Hi @bracewell4213 , This looks like it might be the ancestor metadata bug discussed here:

 

https://community.adobe.com/t5/indesign-discussions/file-size-is-too-big/td-p/9370587#10084949

 

If I check the ID file’s metadata info I get this for Raw Data:

 

 

Can you share the placed YellowRedFooter.psd file?

Known Participant
October 29, 2023

Hi Rob,

I'm not sure who marked this topic Solved, wouldn't that be up to the posting person? I appreciate the help, but don't consider this solved quite yet...

I read through that thread and it seems all about .PSD metadata and having a document with a huge amount of images in it.
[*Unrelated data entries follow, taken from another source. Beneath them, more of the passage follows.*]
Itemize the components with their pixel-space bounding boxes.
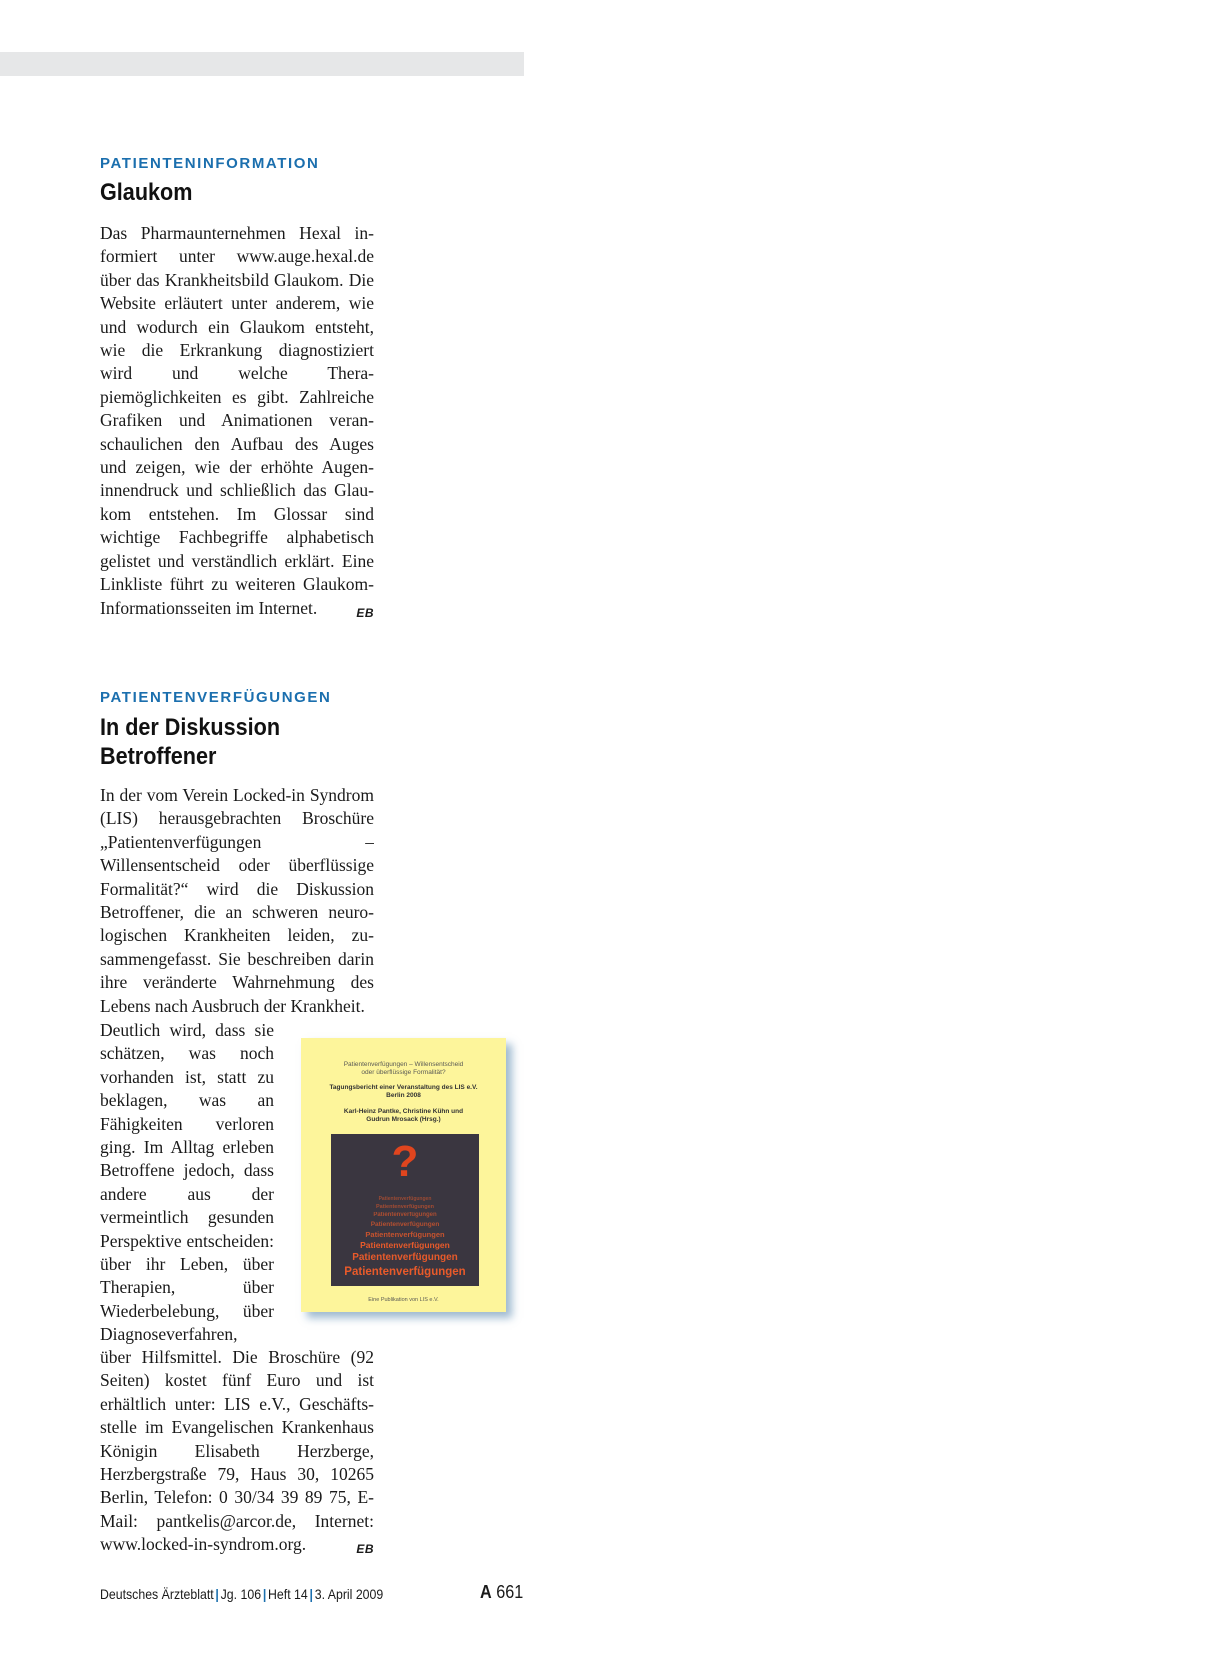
- cover-publisher: Eine Publikation von LIS e.V.: [368, 1297, 439, 1303]
- cover-stack-line: Patientenverfügungen: [365, 1230, 445, 1239]
- footer-journal: Deutsches Ärzteblatt: [100, 1586, 214, 1602]
- footer-issue: Heft 14: [268, 1586, 308, 1602]
- page-footer: [100, 1586, 383, 1602]
- cover-artwork: [331, 1134, 479, 1286]
- cover-stack-line: Patientenverfügungen: [360, 1240, 450, 1250]
- header-bar: [0, 52, 524, 76]
- article1-kicker: PATIENTENINFORMATION: [100, 155, 320, 172]
- article1-signature: EB: [356, 605, 374, 620]
- article2-signature: EB: [356, 1542, 374, 1557]
- article1-headline: Glaukom: [100, 179, 193, 206]
- cover-editors-line1: Karl-Heinz Pantke, Christine Kühn und: [343, 1108, 464, 1115]
- footer-separator: |: [215, 1586, 219, 1602]
- footer-separator: |: [309, 1586, 313, 1602]
- cover-title-line1: Patientenverfügungen – Willensentscheid: [343, 1061, 464, 1068]
- cover-stack-line: Patientenverfügungen: [344, 1266, 466, 1278]
- footer-date: 3. April 2009: [314, 1586, 384, 1602]
- cover-stack-line: Patientenverfügungen: [375, 1204, 435, 1210]
- footer-separator: |: [262, 1586, 267, 1602]
- article1-body: [100, 222, 374, 625]
- page-prefix: A: [480, 1582, 492, 1602]
- article2-body-part1: In der vom Verein Locked-in Syndrom (LIS) herausgebrachten Broschüre „Patientenverfügungen – Willensentscheid oder überflüssige Formalität?“ wird die Diskussion Betroffener, die an schweren neurologischen Krankheiten leiden, zusammengefasst. Sie beschreiben darin ihre veränderte Wahrnehmung des Lebens nach Ausbruch der Krankheit.: [100, 785, 374, 1016]
- article2-body-text3: über Hilfsmittel. Die Broschüre (92 Seiten) kostet fünf Euro und ist erhältlich unter: LIS e.V., Geschäftsstelle im Evangelischen Krankenhaus Königin Elisabeth Herzberge, Herzbergstraße 79, Haus 30, 10265 Berlin, Telefon: 0 30/34 39 89 75, E-Mail: pantkelis@arcor.de, Internet: www.locked-in-syndrom.org.: [100, 1347, 374, 1555]
- page-number: [480, 1582, 523, 1603]
- brochure-cover-image: [301, 1038, 506, 1312]
- cover-subtitle-line2: Berlin 2008: [386, 1092, 421, 1099]
- article2-kicker: PATIENTENVERFÜGUNGEN: [100, 689, 332, 706]
- article1-body-text: Das Pharmaunternehmen Hexal informiert unter www.auge.hexal.de über das Krankheitsbild Glaukom. Die Website erläutert unter anderem, wie und wodurch ein Glaukom entsteht, wie die Erkrankung diagnostiziert wird und welche Therapiemöglichkeiten es gibt. Zahlreiche Grafiken und Animationen veranschaulichen den Aufbau des Auges und zeigen, wie der erhöhte Augeninnendruck und schließlich das Glaukom entstehen. Im Glossar sind wichtige Fachbegriffe alphabetisch gelistet und verständlich erklärt. Eine Linkliste führt zu weiteren Glaukom-Informationsseiten im Internet.: [100, 223, 374, 618]
- question-mark-icon: ?: [391, 1137, 419, 1186]
- article2-headline: [100, 713, 397, 771]
- article2-body-part2: Deutlich wird, dass sie schätzen, was noch vorhanden ist, statt zu beklagen, was an Fähigkeiten verloren ging. Im Alltag erleben Betroffene jedoch, dass andere aus der vermeintlich gesunden Perspektive entscheiden: über ihr Leben, über Therapien, über Wiederbelebung, über Diagnoseverfahren,: [100, 1020, 274, 1345]
- cover-stack-line: Patientenverfügungen: [378, 1196, 432, 1202]
- footer-volume: Jg. 106: [220, 1586, 262, 1602]
- article2-headline-line1: In der Diskussion: [100, 714, 281, 741]
- cover-stack-line: Patientenverfügungen: [370, 1221, 440, 1228]
- article2-headline-line2: Betroffener: [100, 743, 217, 770]
- cover-title-line2: oder überflüssige Formalität?: [361, 1069, 446, 1076]
- page-number-value: 661: [496, 1582, 524, 1602]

I am not seeing exactly how I replace the metadata in the InDesign file. 
   From the File Info > Raw Data screen, my choices are to Import, Export, or Template Folder. There are no XMP templates in my Adobe Application support folders. I checked my older Mac and these same folders are empty there also.
There are mentions of Bridge in a search for "default xmp template for indesign", but I don't use Bridge or have it installed, nor do I want to , as Adobe CC is already taxing my computer's memory and SSD.
   So to solve this, I need to find an alternative XMP template to replace the excessive data put there by Canto, correct? Thanks for your insight, this is far down the rabbit hole. The bigger issue is replacing all the insane vectors with .ai, thereby improving InDesign's sluggish response in this file, but before doing so, the XML default would be the place to start.

rob day
Community Expert
Community Expert
October 29, 2023

A single page PDF with minimal text and the graphic is over 9MB.

 

Brad’s answer is correct for the metadata part of the file size problem. There is also a very large vector object on a masterpage that is adding to the file size.

 

The vector object on your A-Master has 24,100 anchor points— saving the vector art as an image and linking to the image will reduce the file size. Here is the result of a script that counts a selection’s anchor points:

 

 

 

 

On the metadata, If I Export the ID document’s Raw Data—File>File Info>Export—you can see the XMP text alone is 9MB. The bulk of the file size is CantoMetadata. Do you use Canto Digital Asset Management, or did you inherit this file?:

 

 

If you replace the vector art with the attached .psd, import the attached default.xmp and do a Save As, the file size will drop to 1MB.

 

 

 

 

Community Expert
October 27, 2023

blank 5.pdf is just text, and I cannot find anything that is causing the bloat. Copy and paste text into new document creates a smaller file, but there is still a lot of bloat.